Like my old soldier, he was far gone in the national complaint.
Unlike him, he had a vulgar taste in letters; scarce flying higher
than the story papers; probably finding no difference, certainly
seeking none, between Tannahill and Burns; his noblest thoughts,
whether of poetry or music, adequately embodied in that somewhat
obvious ditty,

"Will ye gang, lassie, gang
To the braes o' Balquidder."

- which is indeed apt to echo in the ears of Scottish children, and
to him, in view of his experience, must have found a special
directness of address. But if he had no fine sense of poetry in
letters, he felt with a deep joy the poetry of life. You should
have heard him speak of what he loved; of the tent pitched beside
the talking water; of the stars overhead at night; of the blest
return of morning, the peep of day over the moors, the awaking
birds among the birches; how he abhorred the long winter shut in
cities; and with what delight, at the return of the spring, he once
more pitched his camp in the living out-of-doors. But we were a
pair of tramps; and to you, who are doubtless sedentary and a
consistent first-class passenger in life, he would scarce have laid
himself so open; - to you, he might have been content to tell his
story of a ghost - that of a buccaneer with his pistols as he lived
- whom he had once encountered in a seaside cave near Buckie; and
that would have been enough, for that would have shown you the
mettle of the man.
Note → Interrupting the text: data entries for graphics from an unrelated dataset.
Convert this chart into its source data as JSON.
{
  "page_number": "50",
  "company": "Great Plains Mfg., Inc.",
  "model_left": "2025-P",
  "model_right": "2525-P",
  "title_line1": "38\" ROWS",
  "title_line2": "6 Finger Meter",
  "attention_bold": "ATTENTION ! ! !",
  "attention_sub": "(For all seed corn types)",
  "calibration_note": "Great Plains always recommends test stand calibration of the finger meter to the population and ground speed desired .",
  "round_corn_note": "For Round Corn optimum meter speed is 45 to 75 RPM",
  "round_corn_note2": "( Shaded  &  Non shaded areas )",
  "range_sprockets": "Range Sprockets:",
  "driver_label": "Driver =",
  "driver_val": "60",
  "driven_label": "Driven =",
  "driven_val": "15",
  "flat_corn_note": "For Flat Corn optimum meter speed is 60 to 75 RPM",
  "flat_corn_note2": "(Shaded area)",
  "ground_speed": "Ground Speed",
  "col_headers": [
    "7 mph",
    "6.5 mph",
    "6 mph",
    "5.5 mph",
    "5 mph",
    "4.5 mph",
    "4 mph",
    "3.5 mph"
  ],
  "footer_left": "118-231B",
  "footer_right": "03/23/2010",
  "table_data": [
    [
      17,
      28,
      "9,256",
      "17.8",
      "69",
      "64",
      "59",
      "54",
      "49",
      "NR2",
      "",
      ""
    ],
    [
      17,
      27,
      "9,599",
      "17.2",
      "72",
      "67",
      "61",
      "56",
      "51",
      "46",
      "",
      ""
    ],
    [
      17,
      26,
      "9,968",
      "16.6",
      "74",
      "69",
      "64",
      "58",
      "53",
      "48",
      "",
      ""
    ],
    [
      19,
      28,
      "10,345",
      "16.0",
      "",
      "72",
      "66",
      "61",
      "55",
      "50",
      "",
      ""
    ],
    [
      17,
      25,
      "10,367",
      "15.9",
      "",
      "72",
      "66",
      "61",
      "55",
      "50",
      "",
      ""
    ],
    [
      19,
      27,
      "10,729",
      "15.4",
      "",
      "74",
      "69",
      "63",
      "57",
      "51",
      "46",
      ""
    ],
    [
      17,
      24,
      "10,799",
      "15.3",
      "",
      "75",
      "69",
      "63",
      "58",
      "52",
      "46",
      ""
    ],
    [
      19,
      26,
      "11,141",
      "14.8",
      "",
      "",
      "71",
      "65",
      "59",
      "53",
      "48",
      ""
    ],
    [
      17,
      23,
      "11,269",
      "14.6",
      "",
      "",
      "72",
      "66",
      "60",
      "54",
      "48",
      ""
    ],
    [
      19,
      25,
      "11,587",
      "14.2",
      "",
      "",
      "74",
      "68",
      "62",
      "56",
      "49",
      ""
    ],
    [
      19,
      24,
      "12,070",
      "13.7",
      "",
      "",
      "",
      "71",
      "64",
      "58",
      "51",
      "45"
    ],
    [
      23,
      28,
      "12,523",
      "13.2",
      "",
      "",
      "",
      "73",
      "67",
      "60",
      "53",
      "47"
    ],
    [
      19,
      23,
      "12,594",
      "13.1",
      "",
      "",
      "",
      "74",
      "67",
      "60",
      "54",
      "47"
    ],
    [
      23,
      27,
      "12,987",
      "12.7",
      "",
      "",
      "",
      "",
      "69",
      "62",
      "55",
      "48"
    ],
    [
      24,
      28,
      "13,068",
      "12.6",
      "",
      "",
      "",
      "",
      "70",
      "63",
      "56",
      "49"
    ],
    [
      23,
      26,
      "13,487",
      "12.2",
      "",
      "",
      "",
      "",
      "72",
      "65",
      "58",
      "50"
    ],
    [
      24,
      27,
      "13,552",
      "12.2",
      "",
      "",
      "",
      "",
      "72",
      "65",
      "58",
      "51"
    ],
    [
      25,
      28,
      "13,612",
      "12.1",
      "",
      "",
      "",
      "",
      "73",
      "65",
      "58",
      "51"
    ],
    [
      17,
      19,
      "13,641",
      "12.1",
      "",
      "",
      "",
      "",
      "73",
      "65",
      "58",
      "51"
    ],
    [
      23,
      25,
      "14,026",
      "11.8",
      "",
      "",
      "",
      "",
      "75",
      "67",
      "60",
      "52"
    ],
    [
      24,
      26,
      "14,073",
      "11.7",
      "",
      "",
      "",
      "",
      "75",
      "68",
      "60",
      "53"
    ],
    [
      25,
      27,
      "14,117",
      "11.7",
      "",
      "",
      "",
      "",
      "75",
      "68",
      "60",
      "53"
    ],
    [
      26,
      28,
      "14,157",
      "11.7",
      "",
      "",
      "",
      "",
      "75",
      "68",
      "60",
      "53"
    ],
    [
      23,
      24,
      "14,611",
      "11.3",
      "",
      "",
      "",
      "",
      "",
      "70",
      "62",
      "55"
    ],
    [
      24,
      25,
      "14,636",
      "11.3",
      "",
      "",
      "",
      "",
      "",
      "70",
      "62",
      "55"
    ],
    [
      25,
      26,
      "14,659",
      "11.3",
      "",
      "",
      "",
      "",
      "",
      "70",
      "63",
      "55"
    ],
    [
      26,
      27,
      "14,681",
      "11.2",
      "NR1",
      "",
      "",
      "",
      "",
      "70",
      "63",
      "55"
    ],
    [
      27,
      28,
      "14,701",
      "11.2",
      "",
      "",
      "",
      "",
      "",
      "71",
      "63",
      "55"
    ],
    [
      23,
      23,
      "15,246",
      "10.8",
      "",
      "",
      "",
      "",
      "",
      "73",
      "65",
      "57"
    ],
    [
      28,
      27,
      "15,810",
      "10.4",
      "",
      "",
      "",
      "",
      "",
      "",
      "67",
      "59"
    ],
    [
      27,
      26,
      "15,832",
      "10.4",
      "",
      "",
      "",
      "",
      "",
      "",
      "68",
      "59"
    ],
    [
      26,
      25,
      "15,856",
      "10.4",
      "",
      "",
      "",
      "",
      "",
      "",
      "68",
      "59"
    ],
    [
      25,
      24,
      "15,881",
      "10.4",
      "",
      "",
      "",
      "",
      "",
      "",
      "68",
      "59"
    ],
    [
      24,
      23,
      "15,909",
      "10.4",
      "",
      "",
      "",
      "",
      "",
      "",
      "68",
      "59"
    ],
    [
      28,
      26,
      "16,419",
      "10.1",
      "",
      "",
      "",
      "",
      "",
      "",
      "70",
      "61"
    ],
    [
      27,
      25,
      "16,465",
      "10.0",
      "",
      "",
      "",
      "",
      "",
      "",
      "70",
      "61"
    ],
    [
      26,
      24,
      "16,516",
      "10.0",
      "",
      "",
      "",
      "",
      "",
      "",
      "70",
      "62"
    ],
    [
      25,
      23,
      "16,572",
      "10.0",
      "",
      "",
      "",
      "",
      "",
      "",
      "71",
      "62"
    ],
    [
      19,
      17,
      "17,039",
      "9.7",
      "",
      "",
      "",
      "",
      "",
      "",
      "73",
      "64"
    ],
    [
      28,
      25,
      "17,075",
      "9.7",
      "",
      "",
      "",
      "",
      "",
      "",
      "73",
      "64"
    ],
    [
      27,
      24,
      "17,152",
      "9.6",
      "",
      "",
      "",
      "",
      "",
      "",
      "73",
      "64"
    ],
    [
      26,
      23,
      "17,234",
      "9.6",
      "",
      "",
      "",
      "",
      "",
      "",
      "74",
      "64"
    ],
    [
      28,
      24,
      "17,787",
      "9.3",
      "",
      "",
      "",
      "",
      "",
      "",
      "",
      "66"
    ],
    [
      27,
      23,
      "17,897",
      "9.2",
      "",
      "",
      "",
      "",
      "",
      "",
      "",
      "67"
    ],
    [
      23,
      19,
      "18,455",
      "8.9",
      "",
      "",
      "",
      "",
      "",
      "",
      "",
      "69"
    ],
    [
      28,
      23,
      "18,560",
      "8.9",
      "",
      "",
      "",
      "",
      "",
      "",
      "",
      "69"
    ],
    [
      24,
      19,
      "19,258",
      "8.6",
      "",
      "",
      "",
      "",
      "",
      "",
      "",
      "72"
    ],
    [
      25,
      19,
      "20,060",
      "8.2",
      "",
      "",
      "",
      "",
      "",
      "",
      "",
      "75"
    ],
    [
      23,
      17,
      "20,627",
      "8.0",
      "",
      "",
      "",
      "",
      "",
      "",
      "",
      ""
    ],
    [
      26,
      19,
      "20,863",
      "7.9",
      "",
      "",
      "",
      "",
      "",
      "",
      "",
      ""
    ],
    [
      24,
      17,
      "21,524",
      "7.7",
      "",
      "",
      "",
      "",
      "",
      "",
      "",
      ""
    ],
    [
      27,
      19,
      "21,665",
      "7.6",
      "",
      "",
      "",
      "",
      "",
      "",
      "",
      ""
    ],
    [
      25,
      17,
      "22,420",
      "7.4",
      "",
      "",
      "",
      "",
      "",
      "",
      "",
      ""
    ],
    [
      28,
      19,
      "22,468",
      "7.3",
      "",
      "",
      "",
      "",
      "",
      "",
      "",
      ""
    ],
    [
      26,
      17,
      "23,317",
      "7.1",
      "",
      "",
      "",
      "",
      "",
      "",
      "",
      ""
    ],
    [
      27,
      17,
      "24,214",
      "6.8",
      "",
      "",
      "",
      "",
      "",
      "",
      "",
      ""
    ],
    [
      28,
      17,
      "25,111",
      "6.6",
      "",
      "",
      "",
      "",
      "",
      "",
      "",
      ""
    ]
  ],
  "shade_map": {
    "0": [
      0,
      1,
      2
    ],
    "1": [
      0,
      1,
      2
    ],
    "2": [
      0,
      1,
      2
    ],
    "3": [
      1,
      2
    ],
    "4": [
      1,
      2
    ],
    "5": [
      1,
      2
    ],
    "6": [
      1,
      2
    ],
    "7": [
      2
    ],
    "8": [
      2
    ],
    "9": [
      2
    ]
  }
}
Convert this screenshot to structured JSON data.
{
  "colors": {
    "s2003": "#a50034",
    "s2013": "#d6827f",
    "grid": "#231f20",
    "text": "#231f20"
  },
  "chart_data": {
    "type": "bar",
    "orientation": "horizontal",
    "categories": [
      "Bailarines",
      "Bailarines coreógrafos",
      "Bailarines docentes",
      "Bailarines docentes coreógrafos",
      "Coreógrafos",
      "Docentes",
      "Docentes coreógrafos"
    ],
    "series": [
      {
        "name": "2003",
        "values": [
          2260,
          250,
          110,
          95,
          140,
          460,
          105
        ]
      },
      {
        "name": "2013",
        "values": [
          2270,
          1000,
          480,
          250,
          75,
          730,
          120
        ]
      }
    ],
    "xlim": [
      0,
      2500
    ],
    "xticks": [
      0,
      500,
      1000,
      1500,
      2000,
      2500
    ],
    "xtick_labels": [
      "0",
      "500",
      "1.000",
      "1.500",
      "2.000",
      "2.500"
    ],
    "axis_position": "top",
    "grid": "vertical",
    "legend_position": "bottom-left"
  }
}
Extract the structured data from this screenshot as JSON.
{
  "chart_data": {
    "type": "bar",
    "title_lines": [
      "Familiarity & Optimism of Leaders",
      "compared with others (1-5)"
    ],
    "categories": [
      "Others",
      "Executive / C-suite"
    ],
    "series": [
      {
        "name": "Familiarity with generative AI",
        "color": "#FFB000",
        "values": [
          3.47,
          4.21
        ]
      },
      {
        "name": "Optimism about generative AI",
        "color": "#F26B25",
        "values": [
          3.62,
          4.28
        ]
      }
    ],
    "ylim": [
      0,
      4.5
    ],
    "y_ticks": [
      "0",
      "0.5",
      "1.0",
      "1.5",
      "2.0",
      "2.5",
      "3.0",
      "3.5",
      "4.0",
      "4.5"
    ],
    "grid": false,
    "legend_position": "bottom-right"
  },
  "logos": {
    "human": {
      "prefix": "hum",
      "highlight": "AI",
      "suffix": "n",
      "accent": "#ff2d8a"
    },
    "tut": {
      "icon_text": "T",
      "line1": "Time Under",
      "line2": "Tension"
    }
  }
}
Here was a piece of experience solidly and
livingly built up in words, here was a story created, TERES ATQUE
ROTUNDUS.

And to think of the old soldier, that lover of the literary bards!
He had visited stranger spots than any seaside cave; encountered
men more terrible than any spirit; done and dared and suffered in
that incredible, unsung epic of the Mutiny War; played his part
with the field force of Delhi, beleaguering and beleaguered; shared
in that enduring, savage anger and contempt of death and decency
that, for long months together, bedevil'd and inspired the army;
was hurled to and fro in the battle-smoke of the assault; was
there, perhaps, where Nicholson fell; was there when the attacking
column, with hell upon every side, found the soldier's enemy -
strong drink, and the lives of tens of thousands trembled in the
scale, and the fate of the flag of England staggered. And of all
this he had no more to say than "hot work, sir," or "the army
suffered a great deal, sir," or "I believe General Wilson, sir, was
not very highly thought of in the papers." His life was naught to
him, the vivid pages of experience quite blank: in words his
pleasure lay - melodious, agitated words - printed words, about
that which he had never seen and was connatally incapable of
comprehending. We have here two temperaments face to face; both
untrained, unsophisticated, surprised (we may say) in the egg; both
boldly charactered: - that of the artist, the lover and artificer
of words; that of the maker, the seeer, the lover and forger of
experience. If the one had a daughter and the other had a son, and
these married, might not some illustrious writer count descent from
the beggar-soldier and the needy knife-grinder?